I conclude with quotations from a letter written by a fellow-worker of many years standing. He and his wife and other members of his family left with the crowd of Protestants in August, 1915. The letter was given me about two weeks later by a relative. It reads thus:—

“God can shut again the mouths of lions. Do you know that God has shut the mouths of many lions for many years? We now understand that it is a great miracle that our nation (the Armenians) has lived so many years among such a nation (the Moslems). Oh, how can men become such devils in so short a time? May God restrain them. I am afraid they mean to kill some of us, cast some of us into most cruel starvation, and send the rest into the desert; so I have very little hope of seeing you again in this world. But be sure that, by God’s special help, I will do my best to encourage others to die manfully. I will also await God’s help for myself, to die as a Christian.

“May this country see that, if we cannot live here as men, we can die as men. May many die as men of God. May God forgive this nation (the Moslems) all their sin which they do without knowing.... May Jesus soon see many Mohammedan Christians as the fruit of His blood.

“May the war soon end, in order to save the Moslems from their cruelty and savagery, for they increase in devilry from day to day, and from their ingrained habit of torturing their fellow men. Therefore we are waiting on God, for the sake of the Moslems as well as the Armenians. May He soon appear.”

XVI.
JIBAL MOUSA.

The villages on the southern and eastern slopes of Jibal Mousa are included administratively in the Vilayet of Aleppo, and, like other Armenian settlements in that province, were only given notice of deportation at a comparatively late date—in their case, the 13th July. Geographically and historically, however, they are intimately connected with the Cilician highlanders. Jibal Mousa is a direct southern continuation of Amanus, and Yoghan Oulouk and the other Jibal Mousa villages are kindred communities to Dört Yöl and Zeitoun. They are the southernmost outpost of the Armenian race towards the Arabic world.

By the time the summons was served on them, the Jibal Mousa villagers had been watching for four months the deportation of their Cilician kinsmen, and had realised to the full what this deportation meant. They resolved to resist, and retired into the fastnesses of their mountain, which rises north-west of the villages and on its further flank falls steeply into the sea. The documents in this section record their successful defence and dramatic rescue by a French squadron—the single happy incident in the national tragedy of the Armenians in the Ottoman Empire.

130. JIBAL MOUSA: THE DEFENCE OF THE MOUNTAIN AND THE RESCUE OF ITS DEFENDERS BY THE FRENCH FLEET; NARRATIVE OF AN EYE-WITNESS, THE REV. DIKRAN ANDREASIAN, PASTOR OF THE ARMENIAN PROTESTANT CHURCH AT ZEITOUN.

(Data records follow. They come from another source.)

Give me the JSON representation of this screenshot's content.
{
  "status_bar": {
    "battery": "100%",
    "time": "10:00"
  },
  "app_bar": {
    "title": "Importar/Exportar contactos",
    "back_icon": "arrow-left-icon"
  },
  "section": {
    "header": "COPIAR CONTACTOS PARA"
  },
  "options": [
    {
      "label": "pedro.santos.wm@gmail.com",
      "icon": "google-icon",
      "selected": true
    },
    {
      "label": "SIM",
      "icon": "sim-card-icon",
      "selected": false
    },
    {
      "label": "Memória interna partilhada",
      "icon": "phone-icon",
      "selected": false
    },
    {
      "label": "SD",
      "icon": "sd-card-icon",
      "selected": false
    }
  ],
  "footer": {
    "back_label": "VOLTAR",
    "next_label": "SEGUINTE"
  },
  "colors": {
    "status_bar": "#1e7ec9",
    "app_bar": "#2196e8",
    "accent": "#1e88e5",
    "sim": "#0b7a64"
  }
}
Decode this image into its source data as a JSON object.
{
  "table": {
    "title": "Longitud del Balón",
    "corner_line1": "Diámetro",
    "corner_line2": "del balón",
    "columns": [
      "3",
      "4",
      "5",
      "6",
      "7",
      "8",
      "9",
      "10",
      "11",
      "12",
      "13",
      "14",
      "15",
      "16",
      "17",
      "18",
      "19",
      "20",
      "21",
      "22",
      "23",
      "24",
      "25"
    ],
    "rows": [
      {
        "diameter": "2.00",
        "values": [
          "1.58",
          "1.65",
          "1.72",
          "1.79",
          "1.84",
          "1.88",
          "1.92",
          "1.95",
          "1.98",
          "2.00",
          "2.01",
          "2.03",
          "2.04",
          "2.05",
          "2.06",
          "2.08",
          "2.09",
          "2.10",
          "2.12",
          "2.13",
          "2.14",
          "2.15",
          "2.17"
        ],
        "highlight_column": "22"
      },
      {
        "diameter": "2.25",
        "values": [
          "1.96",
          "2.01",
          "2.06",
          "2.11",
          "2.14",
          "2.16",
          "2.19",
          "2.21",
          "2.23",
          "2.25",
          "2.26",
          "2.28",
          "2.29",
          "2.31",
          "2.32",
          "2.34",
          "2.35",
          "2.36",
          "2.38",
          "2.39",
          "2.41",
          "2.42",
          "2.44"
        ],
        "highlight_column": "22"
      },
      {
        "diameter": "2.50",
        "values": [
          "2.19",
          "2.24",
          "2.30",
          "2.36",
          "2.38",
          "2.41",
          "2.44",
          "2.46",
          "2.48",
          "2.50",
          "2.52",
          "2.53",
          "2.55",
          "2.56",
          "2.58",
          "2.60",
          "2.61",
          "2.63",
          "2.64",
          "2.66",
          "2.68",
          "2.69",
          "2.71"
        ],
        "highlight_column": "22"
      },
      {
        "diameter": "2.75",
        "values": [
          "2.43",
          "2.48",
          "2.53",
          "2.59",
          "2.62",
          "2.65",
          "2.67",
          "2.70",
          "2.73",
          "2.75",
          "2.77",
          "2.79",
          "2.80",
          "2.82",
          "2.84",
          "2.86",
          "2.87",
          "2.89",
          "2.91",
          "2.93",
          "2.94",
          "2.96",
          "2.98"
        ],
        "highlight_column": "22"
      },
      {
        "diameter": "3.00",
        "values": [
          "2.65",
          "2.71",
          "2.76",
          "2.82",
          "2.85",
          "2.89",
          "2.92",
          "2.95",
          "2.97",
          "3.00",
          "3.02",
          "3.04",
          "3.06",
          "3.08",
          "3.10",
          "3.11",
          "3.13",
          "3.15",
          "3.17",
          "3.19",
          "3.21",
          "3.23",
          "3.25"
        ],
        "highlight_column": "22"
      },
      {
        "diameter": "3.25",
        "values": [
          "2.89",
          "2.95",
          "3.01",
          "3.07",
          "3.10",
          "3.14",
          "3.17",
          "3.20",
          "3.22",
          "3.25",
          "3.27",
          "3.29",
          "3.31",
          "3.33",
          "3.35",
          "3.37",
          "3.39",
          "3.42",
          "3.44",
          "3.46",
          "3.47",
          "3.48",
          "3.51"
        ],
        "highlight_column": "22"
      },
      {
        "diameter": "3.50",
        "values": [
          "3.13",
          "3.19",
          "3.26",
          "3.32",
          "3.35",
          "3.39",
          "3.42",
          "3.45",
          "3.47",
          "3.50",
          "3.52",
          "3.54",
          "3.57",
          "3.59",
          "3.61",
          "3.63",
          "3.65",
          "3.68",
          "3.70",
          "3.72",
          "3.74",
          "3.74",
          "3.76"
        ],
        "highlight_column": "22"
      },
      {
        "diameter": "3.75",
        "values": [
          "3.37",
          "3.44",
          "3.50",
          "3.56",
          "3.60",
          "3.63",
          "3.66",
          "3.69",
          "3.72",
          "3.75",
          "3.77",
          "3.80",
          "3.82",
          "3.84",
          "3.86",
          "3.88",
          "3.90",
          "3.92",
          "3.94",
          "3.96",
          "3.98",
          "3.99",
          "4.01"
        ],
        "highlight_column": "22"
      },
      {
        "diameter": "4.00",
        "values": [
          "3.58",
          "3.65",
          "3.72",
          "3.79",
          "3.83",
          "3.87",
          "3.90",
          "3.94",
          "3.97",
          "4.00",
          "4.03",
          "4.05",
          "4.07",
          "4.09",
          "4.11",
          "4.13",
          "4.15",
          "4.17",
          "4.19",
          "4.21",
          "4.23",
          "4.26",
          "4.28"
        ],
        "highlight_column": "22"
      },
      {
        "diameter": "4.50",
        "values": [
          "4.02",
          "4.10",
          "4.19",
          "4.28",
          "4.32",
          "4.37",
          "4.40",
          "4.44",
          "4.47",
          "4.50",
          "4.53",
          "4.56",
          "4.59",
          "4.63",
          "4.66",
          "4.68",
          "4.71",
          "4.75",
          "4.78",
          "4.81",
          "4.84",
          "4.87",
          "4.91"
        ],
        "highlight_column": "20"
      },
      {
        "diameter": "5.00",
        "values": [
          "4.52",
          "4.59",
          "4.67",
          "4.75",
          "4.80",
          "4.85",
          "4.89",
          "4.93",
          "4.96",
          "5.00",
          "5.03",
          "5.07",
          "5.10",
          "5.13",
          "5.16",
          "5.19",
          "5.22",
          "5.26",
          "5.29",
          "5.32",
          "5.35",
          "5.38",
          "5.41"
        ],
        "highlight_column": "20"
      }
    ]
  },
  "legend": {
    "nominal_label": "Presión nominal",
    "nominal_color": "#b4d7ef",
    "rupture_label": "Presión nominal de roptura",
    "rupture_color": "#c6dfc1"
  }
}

This narrative was written down after the arrival of the refugees in Egypt, translated into English by the Rev. Stephen Trowbridge, Secretary of the American Red Cross at Cairo, communicated by the translator to the Editor of the Armenian journal “Ararat,” of London, and published by him in his issue of November, 1915.

From the day that Turkey entered the war there had been much anxiety among the people of Zeitoun as to whether the Turks would treat the Armenians of those mountain districts with some new form of cruelty and oppression. Zeitoun is—we must now say was—a city of seven thousand inhabitants, entirely Armenian, and surrounded by many villages also Christian, in the heart of the Taurus Mountains.